Now we come to the letter addressed to Smyrna, the best of all the seven churches. It is the only city – and perhaps there is some significance in this – that still exists even today, renamed Izmir.
Who has not heard of the martyrdom of Polycarp and those famous words? The proconsul, the Roman proconsul, we read, said to him, ‘Deny Christ, say Caesar is Lord. And if you will swear to that, I will set you at liberty.’ Polycarp replied, ‘Eighty and six years have I served him, and he has done me no harm. How then can I now blaspheme my King and Saviour?’ So the proconsul said, ‘I will throw you to the beasts!’ ‘Call them in,’ Polycarp replied, ‘for we are not allowed to change from something better to something worse.’ ‘Scorn the wild beasts and I’ll have you burned alive, if you don’t change your mind.’ Polycarp said in so many words, ‘You threaten me with fire that burns for an hour and is then extinguished, and you know nothing of the eternal fire for the wicked’, and he perished. That was about 60 years after this time. So Smyrna that is so commended for faithfulness to the Lord stood as a faithful church for many years after this letter.
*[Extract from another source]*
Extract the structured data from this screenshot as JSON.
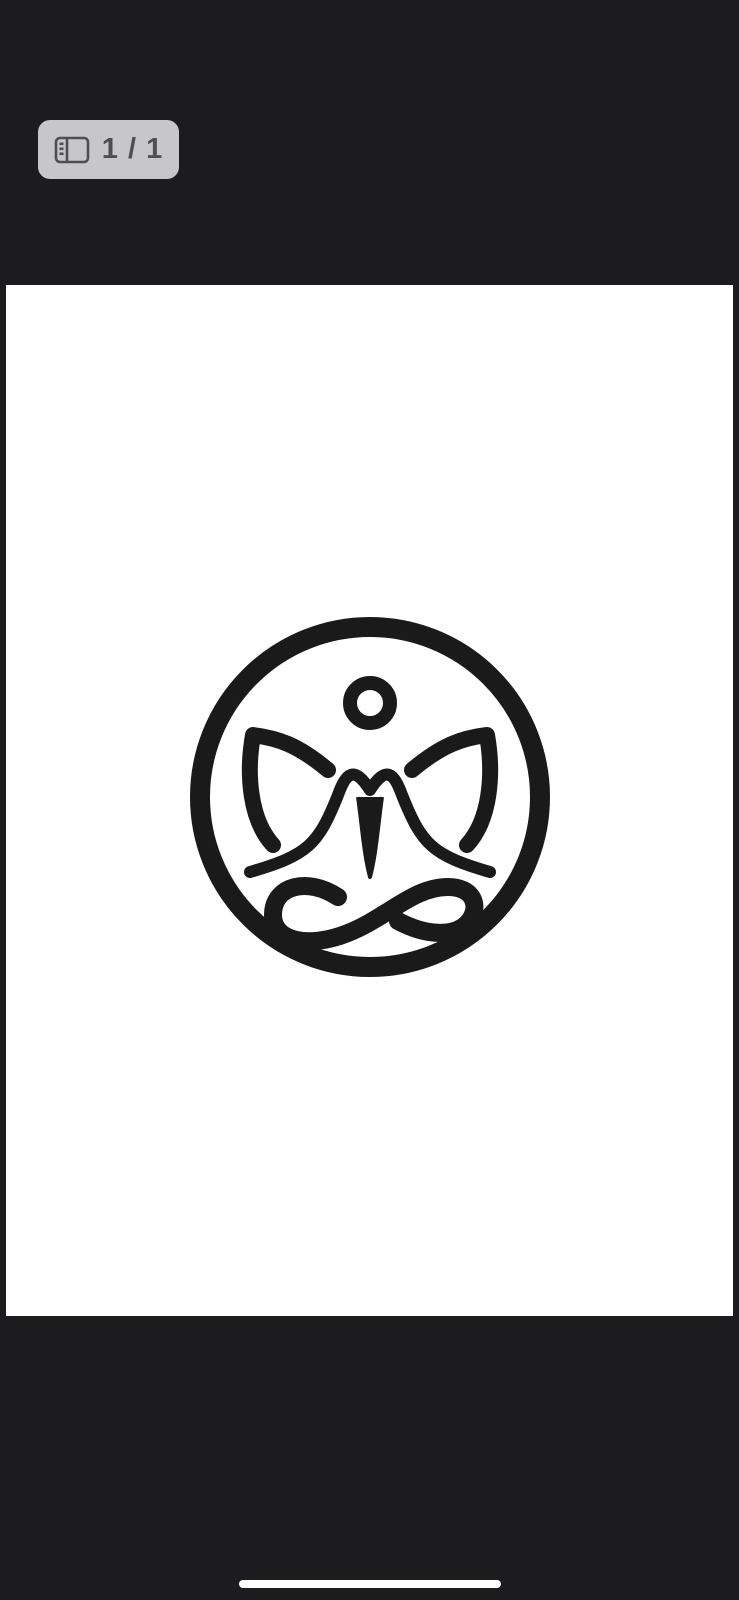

‘These things saith the first and the last.’ Isn’t that appropriate for them? The Creator of the world and the judge of the world, the author and finisher of the faith, the one who came to Calvary so that forgiveness and life would be possible, and the one who will take us home to glory. The first and the last: it is Christ. ‘Which was dead.’ In his human body and personality he truly died. ‘And is alive.’ What a comforting thing to say to Smyrna. Whatever happens to you, you are in the hands of the one who cannot die, the beginner and the ender of all things.